RE:RE:RE:RE:RE:RE:RE:bonds trading at 46.00The strong $cdn has helped materially over the past year. The debt is $usd denominated so the run in the $C has added at least 5 points to the market price of the bond . And by the way, ATH does not have any other debt outstanding other than the LC facility which has to be 101% covered by deposits at the bank. So the letter of credit facility is like a prepaid credit card.

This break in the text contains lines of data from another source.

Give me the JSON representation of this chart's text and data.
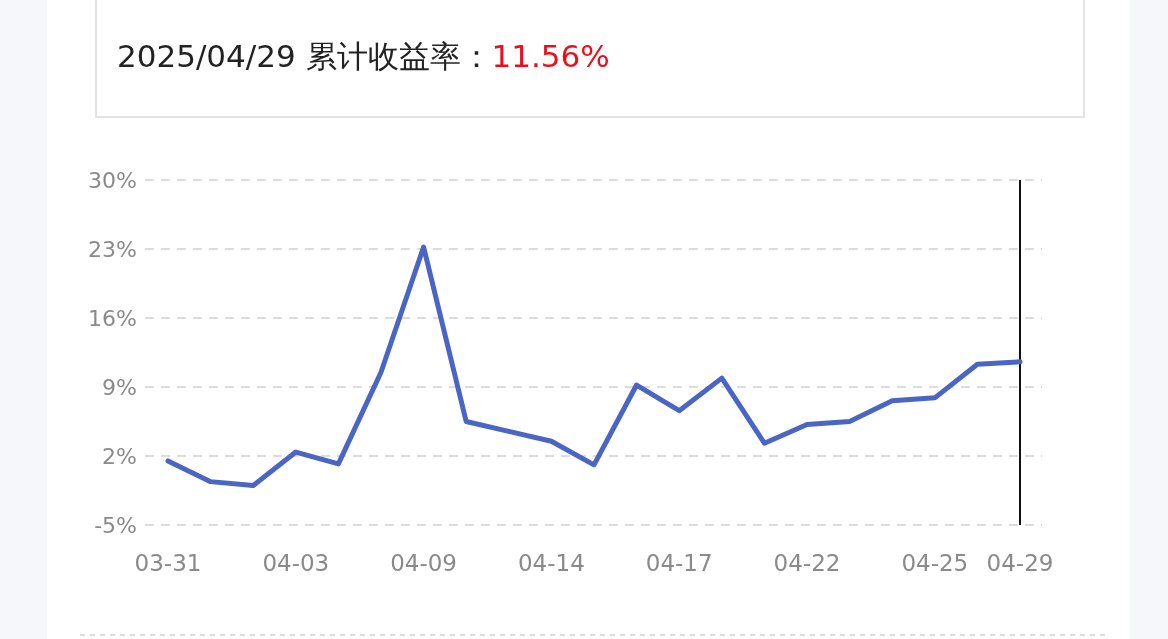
{
  "chart_data": {
    "type": "line",
    "title": "2025/04/29 累计收益率：",
    "annotations": [
      "11.56%"
    ],
    "categories": [
      "03-31",
      null,
      null,
      "04-03",
      null,
      null,
      "04-09",
      null,
      null,
      "04-14",
      null,
      null,
      "04-17",
      null,
      null,
      "04-22",
      null,
      null,
      "04-25",
      null,
      "04-29"
    ],
    "series": [
      {
        "color": "#4a65c4",
        "values": [
          1.5,
          -0.6,
          -1.0,
          2.4,
          1.2,
          10.5,
          23.2,
          5.5,
          4.5,
          3.5,
          1.1,
          9.2,
          6.6,
          9.9,
          3.3,
          5.2,
          5.5,
          7.6,
          7.9,
          11.3,
          11.56
        ]
      }
    ],
    "ylim": [
      -5,
      30
    ],
    "yticks": [
      {
        "value": -5,
        "label": "-5%"
      },
      {
        "value": 2,
        "label": "2%"
      },
      {
        "value": 9,
        "label": "9%"
      },
      {
        "value": 16,
        "label": "16%"
      },
      {
        "value": 23,
        "label": "23%"
      },
      {
        "value": 30,
        "label": "30%"
      }
    ],
    "grid": "y",
    "marker": "none",
    "line_style": "solid",
    "ref_lines": [
      {
        "axis": "x",
        "value": "04-29",
        "color": "#111111"
      }
    ]
  }
}
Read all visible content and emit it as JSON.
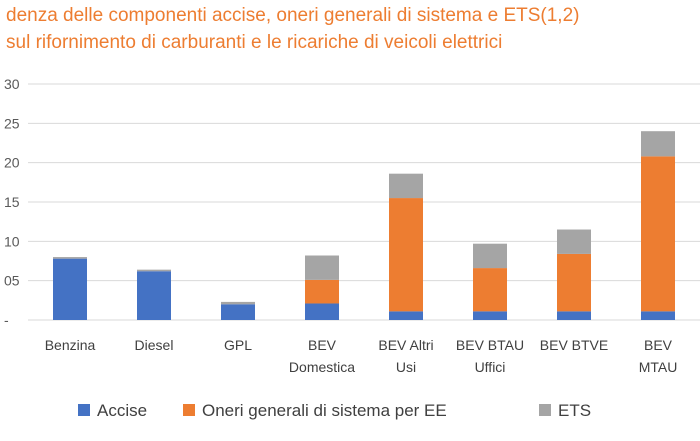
{
  "chart_data": {
    "type": "bar",
    "stacked": true,
    "title_lines": [
      "denza delle componenti accise, oneri generali di sistema e ETS(1,2)",
      "sul rifornimento di carburanti e le ricariche di veicoli elettrici"
    ],
    "categories": [
      [
        "Benzina"
      ],
      [
        "Diesel"
      ],
      [
        "GPL"
      ],
      [
        "BEV",
        "Domestica"
      ],
      [
        "BEV Altri",
        "Usi"
      ],
      [
        "BEV BTAU",
        "Uffici"
      ],
      [
        "BEV BTVE"
      ],
      [
        "BEV",
        "MTAU"
      ]
    ],
    "series": [
      {
        "name": "Accise",
        "color": "#4472C4",
        "values": [
          7.8,
          6.2,
          2.0,
          2.1,
          1.1,
          1.1,
          1.1,
          1.1
        ]
      },
      {
        "name": "Oneri generali di sistema per EE",
        "color": "#ED7D31",
        "values": [
          0,
          0,
          0,
          3.0,
          14.4,
          5.5,
          7.3,
          19.7
        ]
      },
      {
        "name": "ETS",
        "color": "#A5A5A5",
        "values": [
          0.2,
          0.2,
          0.3,
          3.1,
          3.1,
          3.1,
          3.1,
          3.2
        ]
      }
    ],
    "y_tick_labels": [
      "30",
      "25",
      "20",
      "15",
      "10",
      "05",
      "-"
    ],
    "ylim": [
      0,
      30
    ],
    "grid": true,
    "legend_position": "bottom"
  }
}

Maxmoe wrote: The bonds mature February 2022 which next month will be less than one year. Just the passage of time explains a big part of the change in the price but even at 46 they are priced sub junk. They are pricing in a high probability of insolvency and bankruptcy protection. Which is why I would still buy them because the refinancing is coming sooner rather than later. And I'm still enraged they haven't bought any back even at 50 cents on the dollar. Even $50 million worth, a small portion of the cash on hand, would drive the bonds and the stock up huge. That in turn would greatly improve the terms of the refinancing. Most frustrating is despite repeated requests, management won't comment. K them yourself. It's the number one question they always get!! Have they considered buying back bonds? No comment. Are there covenants that prevent them from even a small buyback? No comment. Are their heads up their arses? Hmph, Hmmpphhh.
Maxmoe wrote: Hahaha Chris. For a guy that owns exactly 100 shares of ATH, maybe the problem is the minimum buy for a bond is $1000 face value . Those bonds are my hot button. I called and spoke to my discount brokers at TD and BMO twice each. Neither would even give me a quote. And Why T F the company didn't buyback the bonds last spring at $18 makes me apoplectic. If you use a real broker, not one of the bank owned discount brokers, try and buy some. Good luck and please post here which broker you used so I can open an account. The bonds don't trade on "the bond desk" they are listed and trade on the Berlin exchange, a second or third tier exchange.
Chris007 wrote: Again for TD, when I look at the High Yield section, the offerings are even slimmer
Air Canada
Bombardier
Parkland
Russel Metals
Sherritt
SNC
Transalta
I guess they don't have a very big inventory of junk bonds
Chris007 wrote: Probably not with discount brokers, anyway.
I'm with with TD and the only corporates I can see that are readily available for purchase are the usual investment grade stuff, that are more liquid (RBC, BMO, TD, CIBC, Telus, Bell, Rogers, Enbridge)
Nothing below BBB.
Primetime1 wrote: Is there any practical way for a retail investor to actually buy these bonds?